Hormonal disruption.
Performance plateau.
Loss of motivation.
By the time a stress fracture appears, the problem may have been building for a long time.
What should coaches and parents watch for?
Pay attention to patterns.
Repeated bone stress injuries.
Menstrual irregularity.
Delayed puberty.
Low libido in males.
Constant fatigue.
Irritability or low mood.
Fear of weight gain.
Rigid food rules.
Training beyond the plan.
Poor recovery.
Frequent illness.
Declining performance despite more training.
Obsession with leanness.
One sign alone may not confirm RED-S.
But it should start a conversation.
What needs to happen?
The answer is not simply “stop sport”.
Sometimes training does need to be modified, especially if there is a bone stress injury or significant medical concern. But the long-term goal is to restore the athlete, not remove their identity.
The pathway usually includes:
Medical assessment where needed.
Dietitian input.
Restoring energy availability.
Monitoring growth and hormonal health.
Managing training load.
Strength training.
Appropriate impact loading.
Psychological support if food anxiety or body image concerns are present.
For adolescent athletes, the team around them matters.
Parents, coaches, doctors, dietitians, physiotherapists, biomechanists and strength coaches all need to understand that performance and growth cannot be separated.
The bottom line
Yes, adolescent RED-S can be associated with compromised bone mineral density and failure to optimise peak bone mass.
That matters because adolescence is the window where the skeleton is meant to be built.
If we miss that window, we may not fully get it back.
That is not said to scare people.
It is said because the solution is often very practical:
Fuel the athlete.
Protect growth.
Respect recovery.
Strength train appropriately.
Do not glorify leanness.
Investigate recurrent bone stress injuries.

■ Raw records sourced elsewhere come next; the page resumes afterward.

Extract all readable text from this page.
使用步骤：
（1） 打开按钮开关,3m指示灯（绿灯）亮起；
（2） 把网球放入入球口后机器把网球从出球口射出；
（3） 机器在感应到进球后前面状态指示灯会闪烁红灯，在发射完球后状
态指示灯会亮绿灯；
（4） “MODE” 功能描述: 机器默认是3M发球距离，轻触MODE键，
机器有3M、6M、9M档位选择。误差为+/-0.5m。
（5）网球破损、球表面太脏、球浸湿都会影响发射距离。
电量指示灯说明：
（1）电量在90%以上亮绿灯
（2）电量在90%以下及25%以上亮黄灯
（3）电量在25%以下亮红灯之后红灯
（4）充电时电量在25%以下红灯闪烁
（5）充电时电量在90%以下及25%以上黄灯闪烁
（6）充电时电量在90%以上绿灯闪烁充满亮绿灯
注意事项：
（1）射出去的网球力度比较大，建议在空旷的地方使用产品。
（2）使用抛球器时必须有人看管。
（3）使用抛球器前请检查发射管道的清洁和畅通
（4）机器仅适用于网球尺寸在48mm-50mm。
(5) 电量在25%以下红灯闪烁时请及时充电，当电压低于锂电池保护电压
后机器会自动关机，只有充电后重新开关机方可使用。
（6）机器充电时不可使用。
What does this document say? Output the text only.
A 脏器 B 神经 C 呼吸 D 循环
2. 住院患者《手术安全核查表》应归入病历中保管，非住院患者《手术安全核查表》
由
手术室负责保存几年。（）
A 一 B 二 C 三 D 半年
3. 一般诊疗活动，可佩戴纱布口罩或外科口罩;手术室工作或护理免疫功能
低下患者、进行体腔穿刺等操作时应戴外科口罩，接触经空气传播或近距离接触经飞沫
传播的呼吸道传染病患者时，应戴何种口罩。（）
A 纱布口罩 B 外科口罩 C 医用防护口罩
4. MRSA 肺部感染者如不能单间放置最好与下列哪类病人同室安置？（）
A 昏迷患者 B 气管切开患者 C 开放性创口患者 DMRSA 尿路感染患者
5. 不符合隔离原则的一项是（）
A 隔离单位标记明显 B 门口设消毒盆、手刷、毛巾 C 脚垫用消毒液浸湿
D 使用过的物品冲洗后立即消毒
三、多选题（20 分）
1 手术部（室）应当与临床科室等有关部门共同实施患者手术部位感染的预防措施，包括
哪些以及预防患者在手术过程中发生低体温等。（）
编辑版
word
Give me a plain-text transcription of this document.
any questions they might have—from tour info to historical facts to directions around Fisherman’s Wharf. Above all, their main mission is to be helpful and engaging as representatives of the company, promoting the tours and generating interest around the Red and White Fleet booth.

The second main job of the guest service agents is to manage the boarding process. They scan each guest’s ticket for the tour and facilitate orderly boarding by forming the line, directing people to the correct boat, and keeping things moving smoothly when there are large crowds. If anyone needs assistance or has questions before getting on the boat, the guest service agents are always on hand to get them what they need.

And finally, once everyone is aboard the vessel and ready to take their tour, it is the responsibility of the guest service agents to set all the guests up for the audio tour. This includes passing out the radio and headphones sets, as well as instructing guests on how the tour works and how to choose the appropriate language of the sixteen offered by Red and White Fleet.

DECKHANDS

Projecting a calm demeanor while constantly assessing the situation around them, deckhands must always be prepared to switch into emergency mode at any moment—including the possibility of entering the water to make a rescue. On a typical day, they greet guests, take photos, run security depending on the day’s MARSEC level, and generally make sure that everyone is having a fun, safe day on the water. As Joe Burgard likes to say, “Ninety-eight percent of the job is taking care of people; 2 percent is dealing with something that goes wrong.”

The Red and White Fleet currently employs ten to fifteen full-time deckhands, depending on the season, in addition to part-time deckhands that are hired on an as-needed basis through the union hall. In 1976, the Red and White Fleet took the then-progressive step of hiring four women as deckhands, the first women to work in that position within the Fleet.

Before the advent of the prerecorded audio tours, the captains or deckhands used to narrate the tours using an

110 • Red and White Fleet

Take menstrual changes seriously.
Remember that male athletes are also at risk.
The best young athletes are not just fit.
They are well built.
References
Mountjoy M et al. 2023 International Olympic Committee’s consensus statement on Relative Energy Deficiency in Sport — REDs. British Journal of Sports Medicine, 2023.
Ackerman KE et al. Bone health and the female athlete triad in adolescent athletes. 2011.
Stenqvist TB et al. Relative Energy Deficiency in Sport indicators in male adolescent elite athletes. 2023.
Birch K. Female athlete triad. BMJ, 2005.
Sopher AB et al. An update on childhood bone health: mineral accrual, assessment and treatment. 2015.